Além disso, ela reflete que a baixa expectativa de vida reduz as chances de investigações mais sólidas, de forma que ainda são pouco conhecidos os problemas de saúde mais recorrentes na população trans e idosa. Para se ter uma ideia, segundo a Antra, mulheres trans vivem apenas 35 anos, em média. “Não temos tempo de vida para adoecer”, resume a militante ao lembrar que o câncer de mama, por exemplo, é mais incidente a partir dos 50 anos.
Rhany também critica a ausência de campanhas de conscientização sobre a cuidados em relação ao câncer de mama voltadas para a população trans. Algo que a Antra já vem questionando. “Infelizmente, a falta de representatividade nas campanhas de conscientização também faz com que pessoas trans não procurem ou não saibam da necessidade da prevenção contra o câncer de mama, que é suscetível a pessoas de qualquer gênero. Não debater significa não reconhecer esta questão, esta possibilidade”, lê-se em nota da entidade sobre o tema.
Câncer de mama em homens e mulheres trans
Além do risco de desenvolvimento de tumores na mama inerente a todo ser humano que possui glândula mamária, médicos temem que o uso de hormônios sem acompanhamento de profissionais – uma realidade para muitas pessoas trans – possa ampliar as chances de ocorrência da doença. Embora não existam pesquisas específicas sobre o tema, alguns profissionais da medicina lembram que há evidências de que a terapia de reposição hormonal feita durante a menopausa em mulheres cis aumenta a incidência de câncer de mama neste público.

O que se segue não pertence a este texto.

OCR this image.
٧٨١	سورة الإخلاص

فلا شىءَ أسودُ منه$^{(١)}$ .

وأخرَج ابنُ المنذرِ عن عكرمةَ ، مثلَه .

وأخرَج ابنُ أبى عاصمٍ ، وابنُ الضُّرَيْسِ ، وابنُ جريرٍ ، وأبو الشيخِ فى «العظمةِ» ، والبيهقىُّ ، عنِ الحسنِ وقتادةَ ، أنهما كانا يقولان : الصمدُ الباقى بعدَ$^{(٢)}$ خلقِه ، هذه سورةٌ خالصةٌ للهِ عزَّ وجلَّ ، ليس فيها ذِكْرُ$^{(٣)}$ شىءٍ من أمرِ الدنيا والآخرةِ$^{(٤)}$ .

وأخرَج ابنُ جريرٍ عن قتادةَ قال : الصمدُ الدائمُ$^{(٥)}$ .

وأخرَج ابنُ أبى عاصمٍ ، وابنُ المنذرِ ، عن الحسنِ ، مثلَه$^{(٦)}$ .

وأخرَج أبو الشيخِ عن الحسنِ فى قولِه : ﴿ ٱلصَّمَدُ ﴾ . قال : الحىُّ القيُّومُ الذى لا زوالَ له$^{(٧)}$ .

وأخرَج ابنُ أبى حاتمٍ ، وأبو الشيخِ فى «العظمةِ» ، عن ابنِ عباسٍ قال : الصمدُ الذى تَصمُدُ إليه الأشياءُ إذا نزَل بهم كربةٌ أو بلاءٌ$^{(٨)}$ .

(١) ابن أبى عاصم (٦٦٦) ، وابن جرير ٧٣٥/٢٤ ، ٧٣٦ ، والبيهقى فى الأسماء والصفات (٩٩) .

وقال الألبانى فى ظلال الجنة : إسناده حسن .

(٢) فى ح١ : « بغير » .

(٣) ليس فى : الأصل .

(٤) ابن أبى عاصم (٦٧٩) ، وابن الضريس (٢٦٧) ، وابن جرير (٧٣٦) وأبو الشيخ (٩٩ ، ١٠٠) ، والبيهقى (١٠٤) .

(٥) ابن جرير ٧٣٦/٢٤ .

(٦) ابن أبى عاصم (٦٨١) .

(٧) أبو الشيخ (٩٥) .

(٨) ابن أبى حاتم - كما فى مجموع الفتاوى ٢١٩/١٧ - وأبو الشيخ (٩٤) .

No caso de homens trans, o procedimento de mastectomia subcutânea – pelo qual se chega ao desenho de um tórax com aspecto masculino – reduz a chance de surgimento de tumores, mas não anula as possibilidades de a doença se desenvolver. Isso porque a retirada pode não ser completa e o tecido residual pode ser acometido pelo câncer. Por isso, assim como aqueles que optaram por não fazer a cirurgia de retirada da mama, os que fizeram a retirada parcial devem estar atentos ao surgimento de nódulos na região.

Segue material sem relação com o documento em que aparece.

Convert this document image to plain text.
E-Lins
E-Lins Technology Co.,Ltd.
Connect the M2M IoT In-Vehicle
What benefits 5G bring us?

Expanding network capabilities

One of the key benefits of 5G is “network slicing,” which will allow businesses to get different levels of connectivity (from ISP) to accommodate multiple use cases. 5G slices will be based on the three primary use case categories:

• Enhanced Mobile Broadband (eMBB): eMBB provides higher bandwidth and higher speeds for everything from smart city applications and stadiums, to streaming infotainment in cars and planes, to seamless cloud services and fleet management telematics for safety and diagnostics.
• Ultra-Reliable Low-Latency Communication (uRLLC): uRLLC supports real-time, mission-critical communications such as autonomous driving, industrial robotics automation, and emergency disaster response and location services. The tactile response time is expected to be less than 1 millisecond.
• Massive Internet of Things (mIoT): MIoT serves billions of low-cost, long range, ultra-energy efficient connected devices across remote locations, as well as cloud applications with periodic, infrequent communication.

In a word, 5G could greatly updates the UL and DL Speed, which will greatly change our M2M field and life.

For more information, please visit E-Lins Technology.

Recomendações. A Sociedade Brasileira de Mastologia e o Colégio Brasileiro de Radiologia recomendam que pessoas trans adotem uma postura preventiva em relação à doença, estando em alerta no caso de perceberem a presença de nódulos nos seios. É importante lembrar que o uso de parafina e de óleos naturais para aumentar o volume do órgão costuma camuflar esses pequenos carocinhos, reduzindo as chances de identificação da doença. De acordo com as entidades:
Mais prevenção. A radiologista Tereza de Oliveira reforça que, para além dos exames de câncer de mama, homens trans, assim como mulheres cis, devem realizar exame preventivo de colo do útero; e o exame do toque, para identificar a saúde da próstata, deve ser feito não só por homens cis como também por mulheres trans.

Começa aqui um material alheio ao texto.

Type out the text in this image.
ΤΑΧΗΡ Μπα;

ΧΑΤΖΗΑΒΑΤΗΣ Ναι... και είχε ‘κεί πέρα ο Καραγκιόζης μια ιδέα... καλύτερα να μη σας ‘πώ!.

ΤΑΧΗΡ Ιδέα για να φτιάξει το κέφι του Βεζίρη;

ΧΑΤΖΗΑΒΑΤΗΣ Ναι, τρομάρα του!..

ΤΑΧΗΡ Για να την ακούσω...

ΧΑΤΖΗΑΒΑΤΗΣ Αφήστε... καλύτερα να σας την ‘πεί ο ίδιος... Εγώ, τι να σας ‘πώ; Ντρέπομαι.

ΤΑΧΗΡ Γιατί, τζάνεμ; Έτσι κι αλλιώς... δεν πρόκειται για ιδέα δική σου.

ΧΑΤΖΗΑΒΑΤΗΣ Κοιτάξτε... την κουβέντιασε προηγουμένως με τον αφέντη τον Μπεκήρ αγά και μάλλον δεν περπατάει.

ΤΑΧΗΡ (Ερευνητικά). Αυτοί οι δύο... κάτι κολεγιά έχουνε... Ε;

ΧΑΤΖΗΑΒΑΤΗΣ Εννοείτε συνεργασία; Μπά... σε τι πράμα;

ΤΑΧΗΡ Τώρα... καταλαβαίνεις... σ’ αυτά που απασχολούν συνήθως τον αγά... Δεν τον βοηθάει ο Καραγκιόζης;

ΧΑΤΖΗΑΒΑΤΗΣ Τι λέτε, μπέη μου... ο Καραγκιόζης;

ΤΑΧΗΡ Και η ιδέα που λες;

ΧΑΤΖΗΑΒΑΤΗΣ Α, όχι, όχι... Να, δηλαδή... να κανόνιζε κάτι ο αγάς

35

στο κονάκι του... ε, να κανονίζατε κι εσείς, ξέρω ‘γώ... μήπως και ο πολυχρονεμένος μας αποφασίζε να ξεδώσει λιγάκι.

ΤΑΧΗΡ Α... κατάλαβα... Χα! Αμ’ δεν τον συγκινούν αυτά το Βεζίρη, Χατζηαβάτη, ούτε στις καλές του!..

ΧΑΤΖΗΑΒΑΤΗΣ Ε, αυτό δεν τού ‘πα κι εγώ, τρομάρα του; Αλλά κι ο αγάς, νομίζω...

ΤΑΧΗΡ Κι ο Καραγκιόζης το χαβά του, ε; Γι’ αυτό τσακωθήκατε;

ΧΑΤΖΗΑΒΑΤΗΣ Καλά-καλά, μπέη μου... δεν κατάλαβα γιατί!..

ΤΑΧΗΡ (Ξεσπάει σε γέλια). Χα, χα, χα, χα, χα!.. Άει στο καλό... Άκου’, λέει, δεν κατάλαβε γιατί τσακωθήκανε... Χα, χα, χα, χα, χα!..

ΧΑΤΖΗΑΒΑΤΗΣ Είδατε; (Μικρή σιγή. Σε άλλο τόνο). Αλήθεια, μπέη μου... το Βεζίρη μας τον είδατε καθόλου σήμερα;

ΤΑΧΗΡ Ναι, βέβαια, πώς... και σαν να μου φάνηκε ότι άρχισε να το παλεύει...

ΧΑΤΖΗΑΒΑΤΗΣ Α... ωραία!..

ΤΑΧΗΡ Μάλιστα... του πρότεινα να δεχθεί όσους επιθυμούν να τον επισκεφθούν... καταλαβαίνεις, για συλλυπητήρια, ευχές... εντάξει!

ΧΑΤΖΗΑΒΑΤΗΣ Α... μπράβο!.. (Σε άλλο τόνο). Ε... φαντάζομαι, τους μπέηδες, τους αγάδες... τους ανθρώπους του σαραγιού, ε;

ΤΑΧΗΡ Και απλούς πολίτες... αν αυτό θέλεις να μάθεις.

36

Ambulatório especializado. Inaugurado em Belo Horizonte no ano de 2017, o Ambulatório de Saúde Integral da População de Travestis e Transexuais, mais conhecido como Ambulatório Trans Anyky Lima, que funciona no Hospital Eduardo de Menezes, ligado à Fundação Hospitalar do Estado de Minas Gerais (Fhemig), oferece assistência gratuita, efetiva e multidisciplinar especificamente para pessoas trans.
Foi por meio do atendimento neste espaço que a artista plástica Maya Braga conseguiu ser atendida por um endocrinologista e iniciar um processo de terapia hormonal adequadamente. Antes disso, desde os 23 anos, ela fazia aplicações das substâncias por conta própria. “Cheguei a usar até seis tipos de hormônios”, revela.